Attention Deficit Hyper Activity Disorder according to Singh (2002) is a developmental disorder that is brain based and most often effect’s children. This developmental disorder can be characterized as a disorder in which affects one’s self control; primary aspects include difficulty with attention, impulse control, and activity levels usually diagnosed prior to the age of seven (Willoughby, 2003). It is estimated that nearly 4 to 12 percent of school age children have a type of ADHD (Pediatrics, 2000) Mental Health Assessment Tools.
There are primarily three sub-types of ADHD. Inattentive sub-type 1 is ADHD which those who manifest inattention without the presence of hyperactivity and impulsivity (Barkley, 2005). There is also ADHD sub-type 2 with symptomolgy related to hyperactivity and impulsivity (Barkley, 2005). Finally, there is ADHD combined sub-type which expresses the presence of all core characteristics of inattention, hyperactivity and impulsivity. According to Pediatrics (2000) early diagnosis and management of these conditions can redirect these youth for greater educational and psychosocial outcomes.

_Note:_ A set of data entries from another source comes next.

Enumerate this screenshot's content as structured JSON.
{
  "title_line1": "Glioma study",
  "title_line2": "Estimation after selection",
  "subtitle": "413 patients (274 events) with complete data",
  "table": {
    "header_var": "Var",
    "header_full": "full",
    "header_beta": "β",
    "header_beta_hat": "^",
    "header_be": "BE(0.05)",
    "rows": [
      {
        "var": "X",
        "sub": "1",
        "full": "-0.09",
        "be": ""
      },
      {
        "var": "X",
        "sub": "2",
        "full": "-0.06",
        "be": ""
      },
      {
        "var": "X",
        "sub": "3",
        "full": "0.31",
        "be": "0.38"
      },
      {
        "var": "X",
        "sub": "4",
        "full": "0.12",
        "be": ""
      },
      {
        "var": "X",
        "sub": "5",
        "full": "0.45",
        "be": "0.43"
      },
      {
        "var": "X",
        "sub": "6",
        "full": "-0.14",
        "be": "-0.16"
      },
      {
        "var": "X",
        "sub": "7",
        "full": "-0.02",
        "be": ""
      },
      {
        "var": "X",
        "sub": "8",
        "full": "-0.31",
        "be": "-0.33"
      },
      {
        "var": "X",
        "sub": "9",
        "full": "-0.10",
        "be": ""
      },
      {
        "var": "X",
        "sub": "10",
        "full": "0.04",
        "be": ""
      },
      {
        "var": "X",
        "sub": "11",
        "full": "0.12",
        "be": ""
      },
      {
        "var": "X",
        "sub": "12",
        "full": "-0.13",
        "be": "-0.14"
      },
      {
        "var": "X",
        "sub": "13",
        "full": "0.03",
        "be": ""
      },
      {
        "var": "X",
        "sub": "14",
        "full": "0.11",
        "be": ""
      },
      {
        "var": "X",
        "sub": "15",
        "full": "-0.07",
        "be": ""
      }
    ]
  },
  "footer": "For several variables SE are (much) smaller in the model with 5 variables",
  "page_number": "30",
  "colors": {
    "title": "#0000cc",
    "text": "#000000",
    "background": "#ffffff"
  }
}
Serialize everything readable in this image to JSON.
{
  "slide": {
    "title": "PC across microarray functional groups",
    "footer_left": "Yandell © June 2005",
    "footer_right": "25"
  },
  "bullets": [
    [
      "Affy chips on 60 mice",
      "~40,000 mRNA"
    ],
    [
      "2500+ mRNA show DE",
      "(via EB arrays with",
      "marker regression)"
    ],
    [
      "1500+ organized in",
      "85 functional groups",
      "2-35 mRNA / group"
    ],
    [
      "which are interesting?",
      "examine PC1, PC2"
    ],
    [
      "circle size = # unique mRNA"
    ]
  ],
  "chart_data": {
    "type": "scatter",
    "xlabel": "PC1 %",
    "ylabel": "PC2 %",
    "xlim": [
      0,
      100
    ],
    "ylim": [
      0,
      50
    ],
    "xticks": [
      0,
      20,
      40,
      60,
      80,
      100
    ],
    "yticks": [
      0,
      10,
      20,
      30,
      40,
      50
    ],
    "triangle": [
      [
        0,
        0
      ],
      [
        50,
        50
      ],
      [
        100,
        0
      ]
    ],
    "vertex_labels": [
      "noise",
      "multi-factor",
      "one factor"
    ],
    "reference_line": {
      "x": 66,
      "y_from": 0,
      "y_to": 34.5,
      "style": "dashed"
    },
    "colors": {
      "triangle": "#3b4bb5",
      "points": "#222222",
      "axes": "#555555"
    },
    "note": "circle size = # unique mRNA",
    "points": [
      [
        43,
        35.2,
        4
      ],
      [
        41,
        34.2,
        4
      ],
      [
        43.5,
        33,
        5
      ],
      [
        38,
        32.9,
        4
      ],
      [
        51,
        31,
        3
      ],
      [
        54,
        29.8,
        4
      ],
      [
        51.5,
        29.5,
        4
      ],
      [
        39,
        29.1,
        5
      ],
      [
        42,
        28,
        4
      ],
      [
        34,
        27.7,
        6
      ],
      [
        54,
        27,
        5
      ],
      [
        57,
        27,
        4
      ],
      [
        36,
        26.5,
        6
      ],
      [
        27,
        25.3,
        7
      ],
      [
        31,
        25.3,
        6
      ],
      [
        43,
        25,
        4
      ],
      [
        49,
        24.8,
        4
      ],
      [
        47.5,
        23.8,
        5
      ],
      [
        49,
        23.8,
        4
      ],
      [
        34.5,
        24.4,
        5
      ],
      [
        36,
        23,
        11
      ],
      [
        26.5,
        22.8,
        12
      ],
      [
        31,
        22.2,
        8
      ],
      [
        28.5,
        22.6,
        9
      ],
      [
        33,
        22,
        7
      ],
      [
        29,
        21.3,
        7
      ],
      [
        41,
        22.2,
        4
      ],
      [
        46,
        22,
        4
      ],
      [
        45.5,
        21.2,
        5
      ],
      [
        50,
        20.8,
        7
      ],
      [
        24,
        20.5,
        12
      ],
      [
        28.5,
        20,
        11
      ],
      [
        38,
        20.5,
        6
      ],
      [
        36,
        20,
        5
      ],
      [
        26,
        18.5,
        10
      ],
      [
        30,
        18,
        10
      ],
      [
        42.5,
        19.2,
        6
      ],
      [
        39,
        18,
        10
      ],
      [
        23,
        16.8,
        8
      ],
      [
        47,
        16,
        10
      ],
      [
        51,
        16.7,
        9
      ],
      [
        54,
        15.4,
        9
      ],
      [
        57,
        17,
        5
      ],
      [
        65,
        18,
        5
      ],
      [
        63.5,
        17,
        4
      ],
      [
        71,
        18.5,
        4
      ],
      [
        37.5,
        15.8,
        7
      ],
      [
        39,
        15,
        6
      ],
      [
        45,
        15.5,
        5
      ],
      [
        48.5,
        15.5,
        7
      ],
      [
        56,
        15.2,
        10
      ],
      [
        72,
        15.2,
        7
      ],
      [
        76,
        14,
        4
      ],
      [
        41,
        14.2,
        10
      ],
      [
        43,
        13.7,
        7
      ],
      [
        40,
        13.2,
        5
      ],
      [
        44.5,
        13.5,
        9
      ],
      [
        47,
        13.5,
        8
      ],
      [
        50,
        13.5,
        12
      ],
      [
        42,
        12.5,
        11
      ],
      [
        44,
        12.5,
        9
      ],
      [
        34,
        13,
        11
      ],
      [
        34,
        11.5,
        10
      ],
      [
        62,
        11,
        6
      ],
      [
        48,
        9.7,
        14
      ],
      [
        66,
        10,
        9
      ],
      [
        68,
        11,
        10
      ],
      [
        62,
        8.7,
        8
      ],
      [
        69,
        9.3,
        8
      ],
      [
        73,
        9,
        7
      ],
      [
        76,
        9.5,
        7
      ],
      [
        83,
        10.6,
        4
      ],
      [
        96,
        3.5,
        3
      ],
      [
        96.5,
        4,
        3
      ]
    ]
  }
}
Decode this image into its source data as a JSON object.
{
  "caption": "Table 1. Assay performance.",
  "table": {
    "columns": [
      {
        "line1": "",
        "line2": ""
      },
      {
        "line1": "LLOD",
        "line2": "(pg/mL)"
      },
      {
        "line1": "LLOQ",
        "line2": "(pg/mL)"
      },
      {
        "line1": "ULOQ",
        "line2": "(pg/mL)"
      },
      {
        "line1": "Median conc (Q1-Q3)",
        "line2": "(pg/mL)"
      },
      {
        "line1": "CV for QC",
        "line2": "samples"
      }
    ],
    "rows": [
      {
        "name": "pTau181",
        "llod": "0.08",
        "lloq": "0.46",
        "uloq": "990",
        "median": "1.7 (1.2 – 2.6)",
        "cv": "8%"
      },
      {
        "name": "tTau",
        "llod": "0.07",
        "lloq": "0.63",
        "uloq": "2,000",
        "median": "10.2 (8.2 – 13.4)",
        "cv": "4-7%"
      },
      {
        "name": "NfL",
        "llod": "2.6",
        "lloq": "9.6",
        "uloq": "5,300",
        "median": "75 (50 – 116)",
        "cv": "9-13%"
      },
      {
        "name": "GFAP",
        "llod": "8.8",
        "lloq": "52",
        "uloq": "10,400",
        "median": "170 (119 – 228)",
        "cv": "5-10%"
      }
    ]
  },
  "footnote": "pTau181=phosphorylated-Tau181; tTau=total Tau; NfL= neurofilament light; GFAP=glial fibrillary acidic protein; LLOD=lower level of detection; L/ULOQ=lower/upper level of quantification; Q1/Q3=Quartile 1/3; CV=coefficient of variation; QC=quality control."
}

According to Kamphaus & Campbell (2006) complexity and differences in core symptomatology regarding the nature of this disorder brings forth the logical assumption; that if a clinician is to test and evaluate an individual for ADHD, the assessment must be dynamic with the utilization of many different testing scales, different methods and information that will be collected across many different environments (p. 327). With this dynamic evaluation one must also consider the presence or absence of other disorders so common with ADHD; such as Learning Disabilities, Anxiety Disorders, Oppositional Defiant Disorder, Conduct Disorder, and Depression (Pediatrics, 2000). A clinician according to Pediatrics (2000) should realize that a thorough assessment may also occupy as many as three visits by the patient and family.
In order to effectively account for the complex and dynamic variables in regards to ADHD symptomatology, there are specific processes in which one must assess in order to gain an accurate picture for diagnosis, with special emphasis and analysis of information obtained from the child, parents and teachers if possible (Barkley, 2005).